Remberg is reinventing customer-facing software for industrial companies. Rather than architect around contact/company data, Remberg places industrial ‘things’ such as machines, equipment, facilities and vehicles at its core. For companies that build, install, service, maintain, or repair industrial equipment, this is a significant shift in the way they work.
Remberg’s core SaaS offering allows industrial businesses to input and manage data around their customers such as installed machines and asset types, in addition to traditional cusotmer data like contacts, meetings, and contracts. On top of this core data system, Remberg’s service module enables workflows like ticketing, self-service help, and field-service facilitation. It enables customers to solve service cases faster, plan work orders digitally, and complete digital forms, ultimately providing greater context into an asset’s service history. It integrates with email, which helps facilitate automation and can support automatic replies and templated responses. Managers can oversee service technicians, as well as notify their team with work orders.
Remberg is starting with customer service because for many industrial companies, a majority of revenue comes from servicing existing customers rather than adding new ones. But service is just the beginning. The flexibility of Remberg’s platform will enable the company to expand into sales and marketing, rounding out the front office suite while keeping industry-specific assets front and center for clients. Over time there will be opportunities to address additional asset-intensive industries outside of the industrial vertical.

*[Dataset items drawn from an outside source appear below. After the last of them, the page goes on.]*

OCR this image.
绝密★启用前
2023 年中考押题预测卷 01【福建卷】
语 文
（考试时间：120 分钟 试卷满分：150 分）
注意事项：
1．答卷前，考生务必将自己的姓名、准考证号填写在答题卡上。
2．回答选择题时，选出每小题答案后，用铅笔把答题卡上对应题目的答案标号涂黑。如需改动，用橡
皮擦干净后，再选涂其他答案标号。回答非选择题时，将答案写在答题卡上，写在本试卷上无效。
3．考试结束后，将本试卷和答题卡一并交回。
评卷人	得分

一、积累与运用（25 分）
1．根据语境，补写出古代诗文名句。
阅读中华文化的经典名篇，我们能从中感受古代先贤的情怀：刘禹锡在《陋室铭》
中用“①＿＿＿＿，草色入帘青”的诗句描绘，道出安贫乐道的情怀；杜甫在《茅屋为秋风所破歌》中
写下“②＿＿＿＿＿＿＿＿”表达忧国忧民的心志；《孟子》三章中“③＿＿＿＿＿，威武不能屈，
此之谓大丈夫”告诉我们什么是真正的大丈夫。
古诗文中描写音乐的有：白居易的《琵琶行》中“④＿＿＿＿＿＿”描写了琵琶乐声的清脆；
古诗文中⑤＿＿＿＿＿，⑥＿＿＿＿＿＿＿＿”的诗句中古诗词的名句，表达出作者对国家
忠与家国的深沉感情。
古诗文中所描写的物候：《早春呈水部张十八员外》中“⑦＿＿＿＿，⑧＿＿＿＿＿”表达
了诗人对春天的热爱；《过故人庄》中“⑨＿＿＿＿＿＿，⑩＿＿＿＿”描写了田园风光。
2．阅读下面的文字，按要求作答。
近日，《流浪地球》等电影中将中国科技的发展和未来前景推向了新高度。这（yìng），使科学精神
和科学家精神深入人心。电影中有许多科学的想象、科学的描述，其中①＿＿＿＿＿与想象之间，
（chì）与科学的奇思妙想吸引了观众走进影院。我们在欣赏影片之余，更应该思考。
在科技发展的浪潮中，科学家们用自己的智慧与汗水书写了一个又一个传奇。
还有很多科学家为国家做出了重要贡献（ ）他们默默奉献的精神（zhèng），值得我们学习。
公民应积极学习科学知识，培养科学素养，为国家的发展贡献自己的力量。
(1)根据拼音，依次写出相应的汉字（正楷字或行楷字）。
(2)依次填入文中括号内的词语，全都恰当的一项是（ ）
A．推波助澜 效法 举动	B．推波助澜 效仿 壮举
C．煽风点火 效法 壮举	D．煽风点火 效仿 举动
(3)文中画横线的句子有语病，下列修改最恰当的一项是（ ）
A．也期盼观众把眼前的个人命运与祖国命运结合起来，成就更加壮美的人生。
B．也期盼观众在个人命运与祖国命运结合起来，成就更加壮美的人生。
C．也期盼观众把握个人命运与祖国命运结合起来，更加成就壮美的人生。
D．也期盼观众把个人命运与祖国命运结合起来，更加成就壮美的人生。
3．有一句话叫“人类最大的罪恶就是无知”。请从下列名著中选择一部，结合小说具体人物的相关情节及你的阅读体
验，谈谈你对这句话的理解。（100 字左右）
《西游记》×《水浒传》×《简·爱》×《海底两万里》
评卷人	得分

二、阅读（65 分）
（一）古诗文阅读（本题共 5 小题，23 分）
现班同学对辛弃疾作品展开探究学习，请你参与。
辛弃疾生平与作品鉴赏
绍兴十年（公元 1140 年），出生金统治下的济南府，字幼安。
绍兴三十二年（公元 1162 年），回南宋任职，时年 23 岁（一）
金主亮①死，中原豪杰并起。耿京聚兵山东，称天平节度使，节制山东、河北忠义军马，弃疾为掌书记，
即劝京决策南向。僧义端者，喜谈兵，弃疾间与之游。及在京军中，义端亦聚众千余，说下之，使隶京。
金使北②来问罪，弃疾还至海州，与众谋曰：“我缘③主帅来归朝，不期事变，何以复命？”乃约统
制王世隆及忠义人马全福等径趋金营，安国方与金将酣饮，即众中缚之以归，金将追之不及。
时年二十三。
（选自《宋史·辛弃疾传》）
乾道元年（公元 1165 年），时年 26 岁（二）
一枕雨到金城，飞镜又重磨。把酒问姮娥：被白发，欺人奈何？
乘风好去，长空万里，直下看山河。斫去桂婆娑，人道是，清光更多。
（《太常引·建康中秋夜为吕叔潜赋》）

Remberg was created with this product-centric approach as its core. The four cofounders – David Hahn, Hagen Schmidtchen, Cecil Wobker, and Julian Madrzk – met each other in 2018 while they were each enrolled in Master’s programs at the Technical University of Munich. Prior to which they had worked in various product and technology roles at companies including Vodafone and Celonis. While at TUM, they became interested in how technology was impacting the equipment manufacturing industry, a core sector of Germany’s economy. Meeting with senior executives across the industrial sector began to highlight lack of dedicated front office software for the industry. From this initial spark, Remberg was born.
We’re incredibly excited to be supporting David, Julian, Cecil, Hagen, and the rest of the Remberg team as they lead the industrial economy into the next wave of front office digitization.